Se paró y otra vez receló.
– ¿Un talón? ¿Un carpintero? ¿Qué bosquejos?
Ah, qué cataplines tan magníficos, debidamente tocados. La vida era una gozada.
– Recuerdas cómo ha empezado esta conversación, ¿verdad?
– Sí. Tú y Siana estabais hablando de mi polla.
– No esa conversación, esta conversación. La de las reformas.
– Entendido. Aún no he dado con la conexión entre mi polla y el tratamiento de las ventanas -dijo con sequedad-, pero por ahora me contentaré. ¿Qué pasa con el inicio de esta conversación?
– Una despensa. No tienes despensa. Necesito una.
Una mirada increíble se apoderó de sus ojos.
– ¿Me estás echando de mi despacho, y esperas que pague por ello?
– Espero que pagues buena parte, sí. Tienes más dinero que yo. Dio un resoplido.
– Conduzco un Chevrolet. Tú conduces un Mercedes. Hice un gesto desdeñoso. Detalles.

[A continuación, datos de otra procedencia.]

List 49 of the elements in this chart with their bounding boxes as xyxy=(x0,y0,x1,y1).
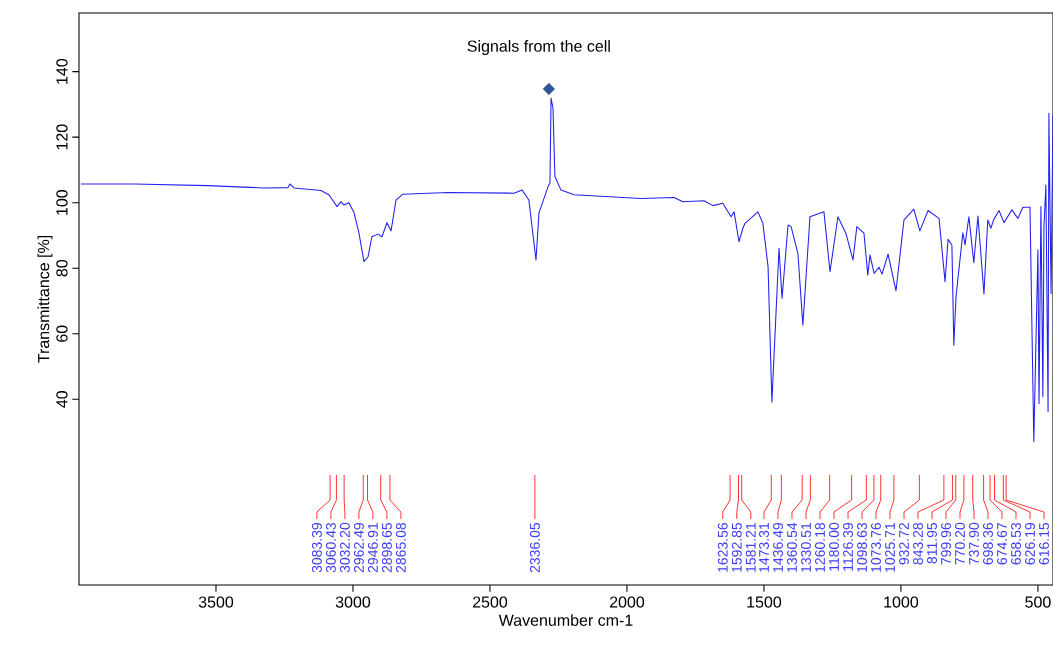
annotation: 3083.39 xyxy=(311,522,322,573)
y-tick-label: 60 xyxy=(56,325,68,342)
annotation: 1180.00 xyxy=(829,522,839,571)
annotation: 1073.76 xyxy=(871,522,881,572)
annotation: 811.95 xyxy=(927,522,937,564)
annotation: 1581.21 xyxy=(745,522,756,572)
line-series xyxy=(80,97,1053,443)
x-tick-label: 3500 xyxy=(198,596,234,608)
x-tick-label: 3000 xyxy=(335,596,371,608)
annotation: 1473.31 xyxy=(759,522,769,572)
annotation: 1592.85 xyxy=(731,522,742,572)
annotation: 658.53 xyxy=(1011,522,1021,565)
annotation: 737.90 xyxy=(969,522,979,565)
annotation: 1126.39 xyxy=(843,522,853,571)
annotation: 1436.49 xyxy=(773,522,783,572)
annotation: 698.36 xyxy=(983,522,993,565)
annotation: 674.67 xyxy=(997,523,1007,565)
y-tick-label: 120 xyxy=(56,124,68,150)
x-axis-title: Wavenumber cm-1 xyxy=(498,614,633,626)
annotation: 616.15 xyxy=(1039,522,1049,565)
annotation: 843.28 xyxy=(913,522,923,565)
annotation: 770.20 xyxy=(955,522,965,565)
annotation: 3032.20 xyxy=(339,522,350,573)
annotation: 3060.43 xyxy=(325,522,336,573)
annotation: 1098.63 xyxy=(857,522,867,572)
annotation: 2898.65 xyxy=(381,522,392,573)
x-tick-label: 500 xyxy=(1025,596,1051,608)
annotation: 1330.51 xyxy=(801,522,811,572)
y-tick-label: 40 xyxy=(56,390,68,408)
annotation: 1623.56 xyxy=(717,522,728,572)
x-tick-label: 2000 xyxy=(609,596,645,608)
annotation: 2336.05 xyxy=(529,522,540,573)
annotation: 1260.18 xyxy=(815,522,825,572)
x-tick-label: 1500 xyxy=(747,596,782,608)
annotation: Signals from the cell xyxy=(467,40,610,55)
annotation: 2865.08 xyxy=(395,522,406,573)
y-tick-label: 100 xyxy=(56,189,68,215)
y-tick-label: 140 xyxy=(56,58,68,84)
annotation: 2962.49 xyxy=(353,522,364,573)
x-tick-label: 1000 xyxy=(884,596,919,608)
annotation: 2946.91 xyxy=(367,522,378,573)
annotation: 626.19 xyxy=(1025,522,1035,565)
annotation: 1360.54 xyxy=(787,522,797,572)
annotation: 799.96 xyxy=(941,522,951,565)
annotation: 1025.71 xyxy=(885,522,895,572)
annotation: 932.72 xyxy=(899,523,909,565)
x-tick-label: 2500 xyxy=(472,596,508,608)
y-axis-title: Transmittance [%] xyxy=(37,235,53,363)
y-tick-label: 80 xyxy=(56,259,68,277)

– No te estoy echando. Te estoy trasladando a un nuevo despacho. Distribuiré el salón. -Era una gran habitación, y no necesitaba tanto espacio para mi oficina casera. La mayor parte, sí, pero no todo-. De cualquier modo, necesitas una oficina más grande; has metido tantas cosas en la despensa que ya casi no entras ni tú.

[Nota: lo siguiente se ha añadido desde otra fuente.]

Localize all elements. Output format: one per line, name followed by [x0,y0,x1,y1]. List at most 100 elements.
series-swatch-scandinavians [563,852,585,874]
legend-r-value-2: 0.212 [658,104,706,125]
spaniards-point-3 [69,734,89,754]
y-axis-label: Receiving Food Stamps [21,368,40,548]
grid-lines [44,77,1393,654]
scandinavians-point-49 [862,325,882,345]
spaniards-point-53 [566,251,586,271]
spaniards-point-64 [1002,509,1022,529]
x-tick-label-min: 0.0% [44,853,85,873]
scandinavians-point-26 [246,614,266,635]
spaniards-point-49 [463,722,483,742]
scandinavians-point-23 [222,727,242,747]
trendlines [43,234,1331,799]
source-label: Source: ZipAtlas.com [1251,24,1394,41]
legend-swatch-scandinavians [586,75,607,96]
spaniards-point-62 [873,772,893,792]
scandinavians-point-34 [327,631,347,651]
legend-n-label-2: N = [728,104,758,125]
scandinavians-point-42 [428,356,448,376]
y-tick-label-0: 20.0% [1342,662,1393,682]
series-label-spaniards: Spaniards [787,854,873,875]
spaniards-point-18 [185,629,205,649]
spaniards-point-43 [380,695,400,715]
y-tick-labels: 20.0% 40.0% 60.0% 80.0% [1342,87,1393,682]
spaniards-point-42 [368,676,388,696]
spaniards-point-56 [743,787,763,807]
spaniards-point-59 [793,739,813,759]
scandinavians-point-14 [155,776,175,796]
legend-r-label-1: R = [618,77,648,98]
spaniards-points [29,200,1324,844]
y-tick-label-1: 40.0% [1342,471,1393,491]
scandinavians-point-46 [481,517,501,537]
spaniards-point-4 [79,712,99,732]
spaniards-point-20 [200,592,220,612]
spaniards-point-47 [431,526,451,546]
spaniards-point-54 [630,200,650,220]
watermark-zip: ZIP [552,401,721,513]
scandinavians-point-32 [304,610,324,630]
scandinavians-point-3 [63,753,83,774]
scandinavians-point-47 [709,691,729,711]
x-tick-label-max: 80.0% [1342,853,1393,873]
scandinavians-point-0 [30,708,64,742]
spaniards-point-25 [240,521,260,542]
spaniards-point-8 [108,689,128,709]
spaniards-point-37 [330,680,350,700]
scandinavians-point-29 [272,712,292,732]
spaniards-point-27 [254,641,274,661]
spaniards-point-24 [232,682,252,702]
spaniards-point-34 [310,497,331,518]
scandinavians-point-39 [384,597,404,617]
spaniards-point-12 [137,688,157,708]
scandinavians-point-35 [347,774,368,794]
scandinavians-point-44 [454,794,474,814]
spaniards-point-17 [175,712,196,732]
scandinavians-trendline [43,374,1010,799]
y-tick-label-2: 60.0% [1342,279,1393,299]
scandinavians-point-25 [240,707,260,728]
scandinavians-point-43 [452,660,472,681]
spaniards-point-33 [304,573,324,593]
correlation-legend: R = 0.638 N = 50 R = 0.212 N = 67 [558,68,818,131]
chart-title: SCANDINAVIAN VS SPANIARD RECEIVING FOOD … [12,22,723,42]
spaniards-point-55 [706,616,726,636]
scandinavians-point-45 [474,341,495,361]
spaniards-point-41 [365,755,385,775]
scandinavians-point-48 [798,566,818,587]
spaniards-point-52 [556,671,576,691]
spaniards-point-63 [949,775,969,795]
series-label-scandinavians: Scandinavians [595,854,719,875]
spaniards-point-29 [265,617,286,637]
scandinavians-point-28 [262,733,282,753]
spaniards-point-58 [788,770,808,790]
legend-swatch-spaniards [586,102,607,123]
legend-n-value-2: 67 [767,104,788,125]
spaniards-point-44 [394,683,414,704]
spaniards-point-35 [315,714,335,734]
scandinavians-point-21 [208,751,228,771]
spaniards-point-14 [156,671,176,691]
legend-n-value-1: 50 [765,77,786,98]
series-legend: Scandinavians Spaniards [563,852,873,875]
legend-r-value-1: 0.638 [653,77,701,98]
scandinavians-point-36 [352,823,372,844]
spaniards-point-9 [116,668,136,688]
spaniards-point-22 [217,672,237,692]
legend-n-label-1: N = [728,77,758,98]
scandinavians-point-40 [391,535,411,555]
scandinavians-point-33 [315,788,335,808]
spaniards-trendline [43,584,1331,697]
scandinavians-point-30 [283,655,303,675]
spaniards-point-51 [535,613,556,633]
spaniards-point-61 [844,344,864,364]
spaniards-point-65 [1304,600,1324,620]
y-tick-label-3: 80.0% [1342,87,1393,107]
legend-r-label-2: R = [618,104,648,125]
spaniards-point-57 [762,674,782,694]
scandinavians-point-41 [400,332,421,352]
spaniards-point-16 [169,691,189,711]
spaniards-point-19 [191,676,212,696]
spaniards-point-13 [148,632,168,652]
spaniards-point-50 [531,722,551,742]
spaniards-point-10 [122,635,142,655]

Eso era la pura verdad. Para mí era un misterio, ya que en el momento de comprar la casa había hecho una reforma de gran envergadura, pero no había incluido un despacho como Dios manda para él. La única explicación que se me ocurría era que Wyatt era un tío. Al menos había una cantidad suficiente de cuartos de baño, aunque tal vez eso fuera idea del constructor; estaba claro que lo de poner una despensa no era idea de Wyatt.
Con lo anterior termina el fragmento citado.